Li Minglan déteste la Fête du Printemps, en particulier le bruit des pétards.
Cette femme de 58 ans, habitante de Wuhan, capitale de la Province du Hubei, dit que cette occasion lui rappelle les réunions de famille heureuses.
« Mais aujourd'hui, ce n'est que sur sa tombe que je peux voir mon fils », dit Mme Li, qui a perdu son fils unique à cause d'une hémorragie cérébrale en 1999. Il avait 21 ans.
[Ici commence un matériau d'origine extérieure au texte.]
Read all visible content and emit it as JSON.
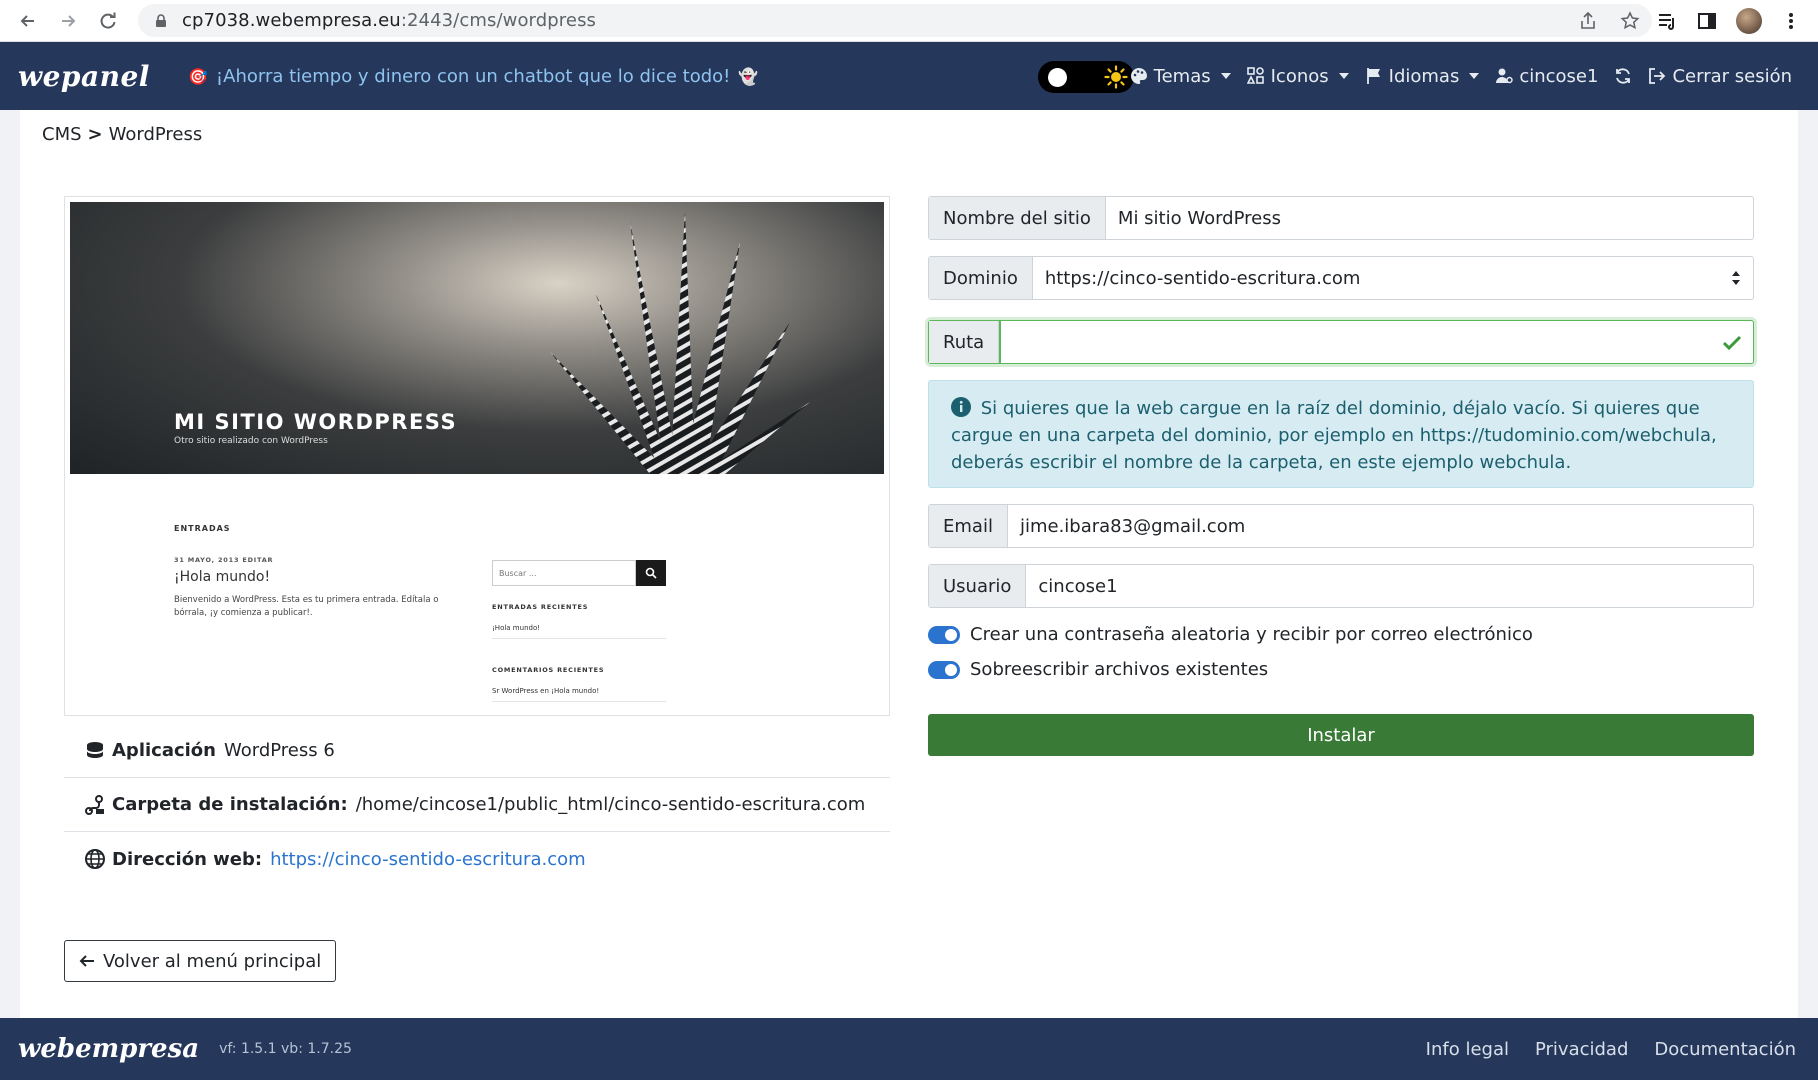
{
  "browser": {
    "url_host": "cp7038.webempresa.eu",
    "url_rest": ":2443/cms/wordpress"
  },
  "navbar": {
    "brand": "wepanel",
    "promo": "¡Ahorra tiempo y dinero con un chatbot que lo dice todo!",
    "items": {
      "temas": "Temas",
      "iconos": "Iconos",
      "idiomas": "Idiomas",
      "user": "cincose1",
      "logout": "Cerrar sesión"
    }
  },
  "breadcrumb": {
    "root": "CMS",
    "separator": ">",
    "current": "WordPress"
  },
  "preview": {
    "site_title": "MI SITIO WORDPRESS",
    "site_tagline": "Otro sitio realizado con WordPress",
    "entradas": "ENTRADAS",
    "post_meta": "31 MAYO, 2013   EDITAR",
    "post_title": "¡Hola mundo!",
    "post_text": "Bienvenido a WordPress. Esta es tu primera entrada. Edítala o bórrala, ¡y comienza a publicar!.",
    "search_placeholder": "Buscar ...",
    "recent_posts_heading": "ENTRADAS RECIENTES",
    "recent_post": "¡Hola mundo!",
    "recent_comments_heading": "COMENTARIOS RECIENTES",
    "recent_comment": "Sr WordPress en ¡Hola mundo!"
  },
  "info": {
    "app_label": "Aplicación",
    "app_value": "WordPress 6",
    "folder_label": "Carpeta de instalación:",
    "folder_value": "/home/cincose1/public_html/cinco-sentido-escritura.com",
    "web_label": "Dirección web:",
    "web_value": "https://cinco-sentido-escritura.com"
  },
  "back_button": "Volver al menú principal",
  "form": {
    "site_name_label": "Nombre del sitio",
    "site_name_value": "Mi sitio WordPress",
    "domain_label": "Dominio",
    "domain_value": "https://cinco-sentido-escritura.com",
    "path_label": "Ruta",
    "path_value": "",
    "help_text": "Si quieres que la web cargue en la raíz del dominio, déjalo vacío. Si quieres que cargue en una carpeta del dominio, por ejemplo en https://tudominio.com/webchula, deberás escribir el nombre de la carpeta, en este ejemplo webchula.",
    "email_label": "Email",
    "email_value": "jime.ibara83@gmail.com",
    "user_label": "Usuario",
    "user_value": "cincose1",
    "switch_password": "Crear una contraseña aleatoria y recibir por correo electrónico",
    "switch_overwrite": "Sobreescribir archivos existentes",
    "install_button": "Instalar"
  },
  "footer": {
    "logo": "webempresa",
    "version": "vf: 1.5.1 vb: 1.7.25",
    "links": {
      "legal": "Info legal",
      "privacy": "Privacidad",
      "docs": "Documentación"
    }
  },
  "colors": {
    "navbar_bg": "#25375a",
    "install_green": "#3a7a37",
    "link_blue": "#2a74cf",
    "alert_bg": "#d6ecf2"
  }
}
Mme Li n'est pas la seule dans ce cas. A la fin de l'année dernière, 355 000 parents âgés de 49 ans ou plus avaient perdu leur enfant unique, selon un avis de la Commission Nationale de la Santé et de la Planification Familiale publié jeudi.
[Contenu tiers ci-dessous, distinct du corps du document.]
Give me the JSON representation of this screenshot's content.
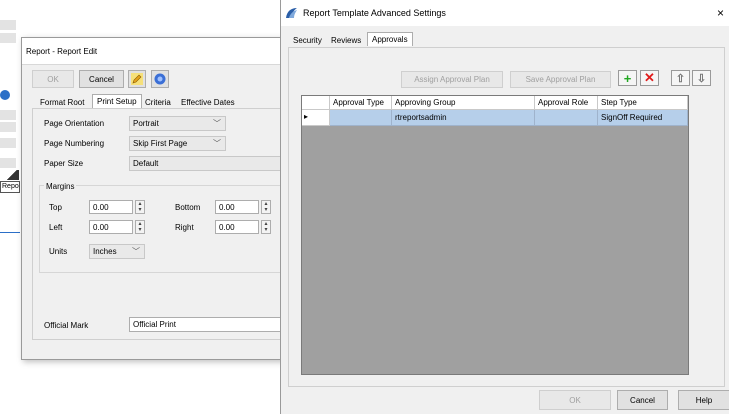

C'est la première fois que la Commission reconnait ouvertement un tel chiffre. Les estimations précédentes avaient évalué ce nombre à environ 10 millions de foyers.
« Pleinement consciente des difficultés auxquelles ces parents sont confrontés, en particulier quand il s'agit de soins aux personnes âgées, le traitement des maladies graves et le réconfort émotionnel, la Commission souhaite l'adoption de politiques favorables pour les soutenir », a précisé l'avis.
Aucun calendrier de ces politiques n'a cependant encore été établi.
Depuis l'année dernière, la Commission a réalisé une série d'études sur le terrain dans 10 provinces, qui seront utiles aux futures mesures de soutien.
Mme Li, qui a fondé en 2007 l'Association des Familles Cœur-à-cœur, un groupe d'entraide pour les parents, dit que des politiques de niveau national sont attendues depuis longtemps. « Sans elles, les gouvernements locaux ne peuvent pas suivre », a-t-elle ajouté.
Son organisation compte 300 ménages à Wuhan, avec des âges allant de 50 à 67 ans. Partout dans la ville, il y a plus de 6 000 familles, a-t-elle dit, citant des chiffres du précédent recensement de la population.
« La plupart sont depuis longtemps aux prises avec un faible soutien financier du gouvernement et avec l'angoisse mentale à long terme liée à la perte d'un enfant », a déclaré Mme Li. « Perdre un enfant, c'est comme voir tout espoir dans la vie familiale anéanti, et c'est encore plus difficile et plus traumatisant pour les femmes qui ne peuvent plus concevoir ».
Du fait de programmes limités de sécurité sociale, les familles et les enfants jouent toujours un rôle majeur dans les soins aux personnes âgées sur le continent chinois, dit Yuan Xin, professeur d'études démographiques à l'Université Nankai.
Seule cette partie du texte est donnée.